LEGAMBIENTE: CAMBIARE DIREZIONE. UNIRE LAVORO, ECONOMIA ED AMBIENTE: SI PUO’ E SI DEVE

E’ imminente l’inizio a Parigi della conferenza internazionale sul clima dell’ONU con l’obiettivo di trovare un accordo per evitare l’aumento della temperatura del pianeta oltre i 2 gradi entro il 2050. E’ ormai il tempo di prendere seriamente in considerazione la questione, anche a livello locale, sia nella percezione dei rischi, ma anche delle opportunità offerte da un cambiamento radicale nel modo di produrre e consumare energia ed in particolare dalla fuoriuscita dal ‘sistema petrolio’.

Questo vale anche per gli aspetti occupazionali.

Tra le voci che insistentemente si alzano per vantare l’importanza delle trivellazioni nel nostro territorio vi è infatti quella, sicuramente da non sottovalutare vista la cronica mancanza di lavoro, dei vantaggi occupazionali delle ricerche petrolifere.

Ma esistono tanti modi per fare occupazione, modi buoni e meno buoni, più produttivi e meno produttivi, anche in termini di numero di posti. Paradossalmente pare che in provincia di Ragusa si seguano sempre le strade meno vantaggiose, anche in questa direzione.

Va infatti evidenziato, dati alla mano, che, per ogni milione di euro investito in Italia nel recupero e riqualificazione energetica nel periodo 2011-2015 si sono creati 15 occupati (10 nel diretto e 5 nell’indotto) tutti a carattere locale, (fonte Camera dei Deputati) mentre con lo stesso investimento nel settore petrolifero si creano solo 6 occupati, di cui addirittura solo 0,6 a livello locale (fonte Assomineraria). Se invece si intervenisse sugli edifici scolastici più energivori, per ogni milione di € investito gli occupati sarebbero 66, di cui 44 nel settore diretto e 22 nell’indotto (fonte CRESME).

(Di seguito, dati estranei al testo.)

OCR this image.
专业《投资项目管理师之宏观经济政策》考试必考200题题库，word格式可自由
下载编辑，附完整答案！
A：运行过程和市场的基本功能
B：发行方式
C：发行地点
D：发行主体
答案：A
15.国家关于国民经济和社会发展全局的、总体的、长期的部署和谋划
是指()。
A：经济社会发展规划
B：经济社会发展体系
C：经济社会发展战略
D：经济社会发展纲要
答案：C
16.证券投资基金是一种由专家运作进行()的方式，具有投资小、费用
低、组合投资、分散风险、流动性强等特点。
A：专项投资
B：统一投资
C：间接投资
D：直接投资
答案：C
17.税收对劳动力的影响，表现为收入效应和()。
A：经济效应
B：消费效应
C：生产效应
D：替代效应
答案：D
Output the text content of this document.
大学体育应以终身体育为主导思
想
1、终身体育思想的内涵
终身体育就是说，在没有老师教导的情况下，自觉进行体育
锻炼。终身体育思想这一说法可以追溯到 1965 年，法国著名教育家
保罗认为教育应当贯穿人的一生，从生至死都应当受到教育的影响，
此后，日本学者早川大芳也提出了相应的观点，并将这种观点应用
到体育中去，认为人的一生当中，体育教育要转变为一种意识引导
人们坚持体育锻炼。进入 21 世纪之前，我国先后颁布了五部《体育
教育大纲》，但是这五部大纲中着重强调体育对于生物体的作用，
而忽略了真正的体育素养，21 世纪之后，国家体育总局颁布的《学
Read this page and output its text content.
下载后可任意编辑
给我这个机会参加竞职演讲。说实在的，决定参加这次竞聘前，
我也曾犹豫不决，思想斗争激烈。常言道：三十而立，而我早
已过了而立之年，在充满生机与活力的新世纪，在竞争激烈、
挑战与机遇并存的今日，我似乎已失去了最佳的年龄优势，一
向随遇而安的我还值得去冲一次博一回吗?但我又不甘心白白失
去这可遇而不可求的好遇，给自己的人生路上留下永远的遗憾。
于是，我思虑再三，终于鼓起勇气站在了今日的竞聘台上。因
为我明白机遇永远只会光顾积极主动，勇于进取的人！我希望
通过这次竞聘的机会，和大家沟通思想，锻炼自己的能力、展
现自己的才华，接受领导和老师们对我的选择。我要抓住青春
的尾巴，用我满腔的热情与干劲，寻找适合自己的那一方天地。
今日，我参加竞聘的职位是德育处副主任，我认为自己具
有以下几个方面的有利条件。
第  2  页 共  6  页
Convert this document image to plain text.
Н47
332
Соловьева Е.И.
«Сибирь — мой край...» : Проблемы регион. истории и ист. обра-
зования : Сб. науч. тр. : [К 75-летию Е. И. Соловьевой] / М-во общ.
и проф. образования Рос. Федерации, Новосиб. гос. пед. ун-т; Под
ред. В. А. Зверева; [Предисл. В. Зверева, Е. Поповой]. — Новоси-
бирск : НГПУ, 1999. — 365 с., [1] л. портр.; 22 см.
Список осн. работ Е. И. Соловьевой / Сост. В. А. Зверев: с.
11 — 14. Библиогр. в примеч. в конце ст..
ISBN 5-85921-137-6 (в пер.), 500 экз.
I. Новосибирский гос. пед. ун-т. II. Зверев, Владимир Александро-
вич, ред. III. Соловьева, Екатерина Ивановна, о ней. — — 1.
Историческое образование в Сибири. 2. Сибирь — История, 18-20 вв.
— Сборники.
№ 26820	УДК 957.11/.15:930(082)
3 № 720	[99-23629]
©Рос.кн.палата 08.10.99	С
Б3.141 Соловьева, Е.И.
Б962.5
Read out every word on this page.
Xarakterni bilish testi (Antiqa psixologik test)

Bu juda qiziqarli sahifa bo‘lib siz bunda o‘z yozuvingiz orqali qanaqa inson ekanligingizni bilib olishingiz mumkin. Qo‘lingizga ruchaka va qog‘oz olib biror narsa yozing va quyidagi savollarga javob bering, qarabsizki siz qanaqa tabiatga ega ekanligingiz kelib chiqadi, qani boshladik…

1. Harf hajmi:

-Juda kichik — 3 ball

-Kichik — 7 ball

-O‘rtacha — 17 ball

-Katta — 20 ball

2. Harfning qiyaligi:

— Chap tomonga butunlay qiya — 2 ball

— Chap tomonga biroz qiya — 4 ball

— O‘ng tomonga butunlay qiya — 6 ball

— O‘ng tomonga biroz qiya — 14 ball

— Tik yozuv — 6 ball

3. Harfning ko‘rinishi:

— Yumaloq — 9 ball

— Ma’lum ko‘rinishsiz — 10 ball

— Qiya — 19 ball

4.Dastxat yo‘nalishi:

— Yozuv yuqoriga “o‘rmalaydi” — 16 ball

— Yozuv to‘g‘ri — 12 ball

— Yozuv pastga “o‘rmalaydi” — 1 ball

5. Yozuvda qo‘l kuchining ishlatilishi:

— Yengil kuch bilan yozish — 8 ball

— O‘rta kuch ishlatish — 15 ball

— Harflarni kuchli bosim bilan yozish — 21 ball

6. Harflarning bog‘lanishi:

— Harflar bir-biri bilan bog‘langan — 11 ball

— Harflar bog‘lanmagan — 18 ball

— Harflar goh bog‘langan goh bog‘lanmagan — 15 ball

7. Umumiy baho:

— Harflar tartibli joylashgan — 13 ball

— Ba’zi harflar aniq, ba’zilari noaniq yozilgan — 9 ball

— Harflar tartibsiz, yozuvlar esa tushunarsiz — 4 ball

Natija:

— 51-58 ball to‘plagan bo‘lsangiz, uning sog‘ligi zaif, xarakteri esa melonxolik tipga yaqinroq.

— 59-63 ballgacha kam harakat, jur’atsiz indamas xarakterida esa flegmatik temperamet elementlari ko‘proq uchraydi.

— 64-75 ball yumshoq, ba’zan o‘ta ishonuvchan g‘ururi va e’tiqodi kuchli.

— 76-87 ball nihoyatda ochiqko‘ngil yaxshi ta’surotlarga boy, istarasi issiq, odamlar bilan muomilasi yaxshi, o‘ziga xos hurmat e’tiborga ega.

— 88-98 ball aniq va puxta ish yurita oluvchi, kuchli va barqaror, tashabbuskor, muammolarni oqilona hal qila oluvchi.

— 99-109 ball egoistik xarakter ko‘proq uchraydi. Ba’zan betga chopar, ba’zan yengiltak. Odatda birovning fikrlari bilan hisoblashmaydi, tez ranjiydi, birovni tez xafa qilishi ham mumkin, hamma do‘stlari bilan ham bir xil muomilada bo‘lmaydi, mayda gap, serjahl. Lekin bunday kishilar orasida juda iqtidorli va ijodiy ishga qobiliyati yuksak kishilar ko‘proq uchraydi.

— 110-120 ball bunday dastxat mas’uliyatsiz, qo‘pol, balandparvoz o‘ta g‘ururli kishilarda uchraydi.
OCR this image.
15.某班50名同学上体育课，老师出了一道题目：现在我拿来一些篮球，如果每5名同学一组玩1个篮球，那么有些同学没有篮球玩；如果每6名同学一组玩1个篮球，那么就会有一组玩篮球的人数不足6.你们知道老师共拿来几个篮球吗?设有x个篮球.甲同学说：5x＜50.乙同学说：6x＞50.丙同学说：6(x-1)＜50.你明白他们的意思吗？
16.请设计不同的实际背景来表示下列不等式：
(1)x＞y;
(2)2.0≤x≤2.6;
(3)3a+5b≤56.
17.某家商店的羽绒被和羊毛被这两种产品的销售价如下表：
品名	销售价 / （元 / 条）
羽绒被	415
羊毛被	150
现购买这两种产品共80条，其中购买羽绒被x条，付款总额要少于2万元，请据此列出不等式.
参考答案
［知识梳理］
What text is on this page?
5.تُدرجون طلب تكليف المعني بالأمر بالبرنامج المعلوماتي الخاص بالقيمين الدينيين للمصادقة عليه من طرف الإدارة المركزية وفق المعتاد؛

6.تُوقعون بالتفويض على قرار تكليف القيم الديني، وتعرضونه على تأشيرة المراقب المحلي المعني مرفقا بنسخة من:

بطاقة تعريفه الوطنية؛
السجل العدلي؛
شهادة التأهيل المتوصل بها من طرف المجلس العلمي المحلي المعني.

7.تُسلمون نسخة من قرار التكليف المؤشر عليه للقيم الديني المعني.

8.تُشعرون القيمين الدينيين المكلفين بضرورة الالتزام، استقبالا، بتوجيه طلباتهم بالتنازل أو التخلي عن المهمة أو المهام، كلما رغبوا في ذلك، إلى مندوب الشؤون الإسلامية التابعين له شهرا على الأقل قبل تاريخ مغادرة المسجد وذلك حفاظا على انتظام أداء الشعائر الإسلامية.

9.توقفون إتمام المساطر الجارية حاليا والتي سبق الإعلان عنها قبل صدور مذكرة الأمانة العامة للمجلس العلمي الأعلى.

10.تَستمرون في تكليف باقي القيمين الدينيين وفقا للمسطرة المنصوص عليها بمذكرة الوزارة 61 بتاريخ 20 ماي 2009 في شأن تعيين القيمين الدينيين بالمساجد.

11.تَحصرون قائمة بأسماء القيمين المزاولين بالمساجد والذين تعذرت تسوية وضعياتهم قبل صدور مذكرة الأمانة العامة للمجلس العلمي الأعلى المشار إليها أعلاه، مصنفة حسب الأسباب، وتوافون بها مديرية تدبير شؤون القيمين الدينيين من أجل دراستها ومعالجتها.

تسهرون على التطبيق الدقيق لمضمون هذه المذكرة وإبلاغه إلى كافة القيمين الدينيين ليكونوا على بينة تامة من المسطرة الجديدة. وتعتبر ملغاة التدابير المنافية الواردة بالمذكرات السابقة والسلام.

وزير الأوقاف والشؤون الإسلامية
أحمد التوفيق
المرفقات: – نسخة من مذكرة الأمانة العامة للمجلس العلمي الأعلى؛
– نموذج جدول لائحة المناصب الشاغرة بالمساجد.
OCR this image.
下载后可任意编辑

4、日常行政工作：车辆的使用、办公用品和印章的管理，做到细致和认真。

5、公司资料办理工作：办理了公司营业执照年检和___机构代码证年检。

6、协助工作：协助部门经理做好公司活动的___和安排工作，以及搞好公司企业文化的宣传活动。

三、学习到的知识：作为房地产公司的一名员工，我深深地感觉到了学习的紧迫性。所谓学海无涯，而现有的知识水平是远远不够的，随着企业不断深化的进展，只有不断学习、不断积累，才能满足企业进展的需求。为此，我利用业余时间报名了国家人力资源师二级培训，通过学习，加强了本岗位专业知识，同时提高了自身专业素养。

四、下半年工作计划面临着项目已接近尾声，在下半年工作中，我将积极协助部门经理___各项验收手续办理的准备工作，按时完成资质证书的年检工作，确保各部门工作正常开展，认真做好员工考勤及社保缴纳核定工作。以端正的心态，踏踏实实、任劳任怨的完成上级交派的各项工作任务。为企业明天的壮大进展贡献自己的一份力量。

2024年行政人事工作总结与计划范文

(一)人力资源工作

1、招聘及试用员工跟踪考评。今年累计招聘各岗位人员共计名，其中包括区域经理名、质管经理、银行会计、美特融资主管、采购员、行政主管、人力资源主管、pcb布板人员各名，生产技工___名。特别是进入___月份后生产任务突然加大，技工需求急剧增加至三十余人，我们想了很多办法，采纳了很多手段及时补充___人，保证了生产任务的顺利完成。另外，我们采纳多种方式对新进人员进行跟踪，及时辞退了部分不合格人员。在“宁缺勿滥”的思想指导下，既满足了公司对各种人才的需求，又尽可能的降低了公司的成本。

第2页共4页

Ad esempio sarebbe bastato che il Comune di Ragusa avesse utilizzato il 20% delle royalties incassate nel 2014 per rendere efficienti energeticamente 5.000 mq di edifici scolastici: si sarebbero in tal modo creati ben 363 nuovi occupati!

E’ evidente che non c’è paragone con l’investimento delle società petrolifere, che a parole dicono di fare l’interesse della comunità (a cui invece lasciano un piatto di lenticchie) ma nei fatti fanno solo quello dei loro azionisti.

E questo senza considerare i problemi ambientali: è infatti evidente che la riqualificazione energetica non fa danni ma porta benefici per l’ambiente e per chi vive negli edifici stessi (riduzione dei costi in bolletta e migliore vivibilità) mentre le trivellazioni, checchè se ne dica, rischi ne portano eccome, dai rischi per le falde idriche a quelli per il clima, e quindi a cascata per il benessere generale e per l’agricoltura: rischi che nella nostra realtà locale sono ancora purtroppo scandalosamente sottovalutati.